Good question, if a little late!
This was a big debate in the early 1930s, when high performance tuned circuits started becoming practical (either through triple-ganged tuning or superhet) and the "short wave" (now medium wave or AM) band started getting crowded.
People discovered that tuned circuits could be "too good" selecting the carrier and the sideband components closest to it, allowing only the LF part of the audio spectrum to be reproduced. The result was a bass-heavy, dull sound accused of being "drummy".
Some attempts to fix this included the "Stenode" which claimed to maintain tight tuning "so that a signal only 1 kHz away from the carrier could be eliminated" without impairing audio fidelity.
By 1934 this was debunked as a fraud; (sorry I can't find online references to that!)though some radio makers still called a treble boost circuit to flatten the response a "stenode" circuit.

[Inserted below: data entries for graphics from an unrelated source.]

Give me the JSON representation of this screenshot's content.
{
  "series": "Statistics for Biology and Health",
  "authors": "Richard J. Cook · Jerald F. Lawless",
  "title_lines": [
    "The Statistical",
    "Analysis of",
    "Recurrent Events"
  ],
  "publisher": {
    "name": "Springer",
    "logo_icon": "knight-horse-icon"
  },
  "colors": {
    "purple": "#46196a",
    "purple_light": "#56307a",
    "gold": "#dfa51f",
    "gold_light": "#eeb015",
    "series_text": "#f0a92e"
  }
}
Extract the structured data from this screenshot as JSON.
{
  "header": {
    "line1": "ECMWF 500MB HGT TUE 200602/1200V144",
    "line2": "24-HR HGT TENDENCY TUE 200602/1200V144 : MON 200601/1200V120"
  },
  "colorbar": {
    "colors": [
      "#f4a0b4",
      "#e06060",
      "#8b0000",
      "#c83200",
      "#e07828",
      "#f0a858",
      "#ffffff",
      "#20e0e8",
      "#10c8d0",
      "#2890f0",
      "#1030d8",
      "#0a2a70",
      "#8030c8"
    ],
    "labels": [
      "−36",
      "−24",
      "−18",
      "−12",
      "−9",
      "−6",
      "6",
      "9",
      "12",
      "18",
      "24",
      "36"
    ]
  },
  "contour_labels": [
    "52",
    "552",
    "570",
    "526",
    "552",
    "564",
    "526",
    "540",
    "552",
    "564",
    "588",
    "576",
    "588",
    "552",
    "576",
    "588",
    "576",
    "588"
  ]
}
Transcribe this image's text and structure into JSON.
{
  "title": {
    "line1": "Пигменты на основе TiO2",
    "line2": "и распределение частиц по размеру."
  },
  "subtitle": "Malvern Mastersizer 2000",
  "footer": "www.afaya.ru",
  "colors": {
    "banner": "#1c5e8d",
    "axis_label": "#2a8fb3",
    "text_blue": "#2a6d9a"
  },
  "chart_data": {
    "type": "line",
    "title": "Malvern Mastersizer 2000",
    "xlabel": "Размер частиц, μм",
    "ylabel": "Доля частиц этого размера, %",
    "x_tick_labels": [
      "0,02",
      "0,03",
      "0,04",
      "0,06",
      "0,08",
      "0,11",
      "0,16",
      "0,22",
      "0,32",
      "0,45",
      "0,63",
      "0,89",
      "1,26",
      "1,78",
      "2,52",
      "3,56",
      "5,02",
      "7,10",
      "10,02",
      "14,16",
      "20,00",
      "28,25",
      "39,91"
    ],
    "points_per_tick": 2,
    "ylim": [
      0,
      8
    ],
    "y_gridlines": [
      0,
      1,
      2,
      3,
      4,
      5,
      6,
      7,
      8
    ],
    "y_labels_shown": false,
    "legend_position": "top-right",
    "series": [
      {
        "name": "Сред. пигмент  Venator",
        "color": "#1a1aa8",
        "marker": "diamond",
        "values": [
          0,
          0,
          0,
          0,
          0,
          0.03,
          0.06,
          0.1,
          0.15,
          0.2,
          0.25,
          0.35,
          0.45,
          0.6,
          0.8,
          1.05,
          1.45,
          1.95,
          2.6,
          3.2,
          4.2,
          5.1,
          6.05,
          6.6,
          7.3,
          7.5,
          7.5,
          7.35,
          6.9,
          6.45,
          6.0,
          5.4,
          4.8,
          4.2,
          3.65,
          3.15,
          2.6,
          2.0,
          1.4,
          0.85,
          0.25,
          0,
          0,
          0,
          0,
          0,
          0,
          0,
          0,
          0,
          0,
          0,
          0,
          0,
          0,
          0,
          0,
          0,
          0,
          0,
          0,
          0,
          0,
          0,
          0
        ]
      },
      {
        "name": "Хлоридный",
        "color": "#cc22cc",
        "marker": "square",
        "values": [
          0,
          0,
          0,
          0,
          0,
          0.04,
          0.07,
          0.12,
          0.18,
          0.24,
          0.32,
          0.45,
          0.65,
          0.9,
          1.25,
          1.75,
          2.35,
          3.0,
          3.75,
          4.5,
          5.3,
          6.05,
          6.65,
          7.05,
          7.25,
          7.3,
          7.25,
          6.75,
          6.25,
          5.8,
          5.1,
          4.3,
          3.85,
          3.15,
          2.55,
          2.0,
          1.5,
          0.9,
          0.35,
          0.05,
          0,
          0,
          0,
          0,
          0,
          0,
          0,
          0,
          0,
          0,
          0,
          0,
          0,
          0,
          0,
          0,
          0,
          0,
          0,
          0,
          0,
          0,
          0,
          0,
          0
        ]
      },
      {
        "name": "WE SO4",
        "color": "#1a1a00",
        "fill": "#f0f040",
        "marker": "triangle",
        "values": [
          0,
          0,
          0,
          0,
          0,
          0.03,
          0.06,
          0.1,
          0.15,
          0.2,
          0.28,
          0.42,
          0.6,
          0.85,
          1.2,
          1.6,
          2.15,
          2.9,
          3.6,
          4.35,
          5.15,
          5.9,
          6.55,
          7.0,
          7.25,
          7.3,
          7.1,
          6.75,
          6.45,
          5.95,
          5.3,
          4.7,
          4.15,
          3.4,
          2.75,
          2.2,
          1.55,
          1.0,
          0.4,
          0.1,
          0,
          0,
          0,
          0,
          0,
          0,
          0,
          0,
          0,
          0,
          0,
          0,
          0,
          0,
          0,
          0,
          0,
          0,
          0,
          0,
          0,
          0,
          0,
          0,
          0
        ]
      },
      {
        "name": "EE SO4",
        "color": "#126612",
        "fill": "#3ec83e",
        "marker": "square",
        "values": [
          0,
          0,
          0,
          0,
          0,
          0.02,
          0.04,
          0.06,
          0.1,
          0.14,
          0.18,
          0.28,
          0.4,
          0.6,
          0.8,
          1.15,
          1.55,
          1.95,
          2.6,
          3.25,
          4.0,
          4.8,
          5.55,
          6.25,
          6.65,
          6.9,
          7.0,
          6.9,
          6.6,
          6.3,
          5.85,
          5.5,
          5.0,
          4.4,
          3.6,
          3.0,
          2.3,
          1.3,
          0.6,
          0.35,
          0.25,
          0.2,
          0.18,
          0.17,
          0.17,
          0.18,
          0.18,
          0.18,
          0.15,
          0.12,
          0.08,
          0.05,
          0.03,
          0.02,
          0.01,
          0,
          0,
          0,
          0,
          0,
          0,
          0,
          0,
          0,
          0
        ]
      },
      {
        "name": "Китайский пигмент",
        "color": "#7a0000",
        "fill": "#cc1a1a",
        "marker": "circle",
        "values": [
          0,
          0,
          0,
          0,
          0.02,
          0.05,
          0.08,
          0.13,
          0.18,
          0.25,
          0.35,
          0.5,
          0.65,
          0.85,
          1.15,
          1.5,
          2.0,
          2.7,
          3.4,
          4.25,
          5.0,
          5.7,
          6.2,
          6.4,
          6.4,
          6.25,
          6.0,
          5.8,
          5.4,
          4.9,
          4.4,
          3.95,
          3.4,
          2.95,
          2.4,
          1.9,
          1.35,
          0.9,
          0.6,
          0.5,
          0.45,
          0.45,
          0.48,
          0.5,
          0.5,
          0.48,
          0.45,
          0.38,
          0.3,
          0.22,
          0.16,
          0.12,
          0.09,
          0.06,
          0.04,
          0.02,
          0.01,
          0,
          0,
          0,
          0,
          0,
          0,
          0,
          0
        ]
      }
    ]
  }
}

By that stage (1934) "sideband theory" was widely accepted, and as it was easiest to detune a filter to set the correct filter bandwidth once and leave it there, the superhet "supersonic heterodyne" radio took over from the simpler "straight" sets.
Naturally you had to compromise between high fidelity (this was before AM transmitters were tightly regulated as to how much spectrum they could broadcast!) and rejecting interference, and no one compromise would work for all situations.
So here is a serious hi-fi AM tuner, from 1947, the Leak VS where you can adjust the bandwidth of the IF filter to get the best sound from any station you tune. I heard some lovely Asian traditional music on the 19 metre band (about 15MHz) - turned out to be Radio Hanoi!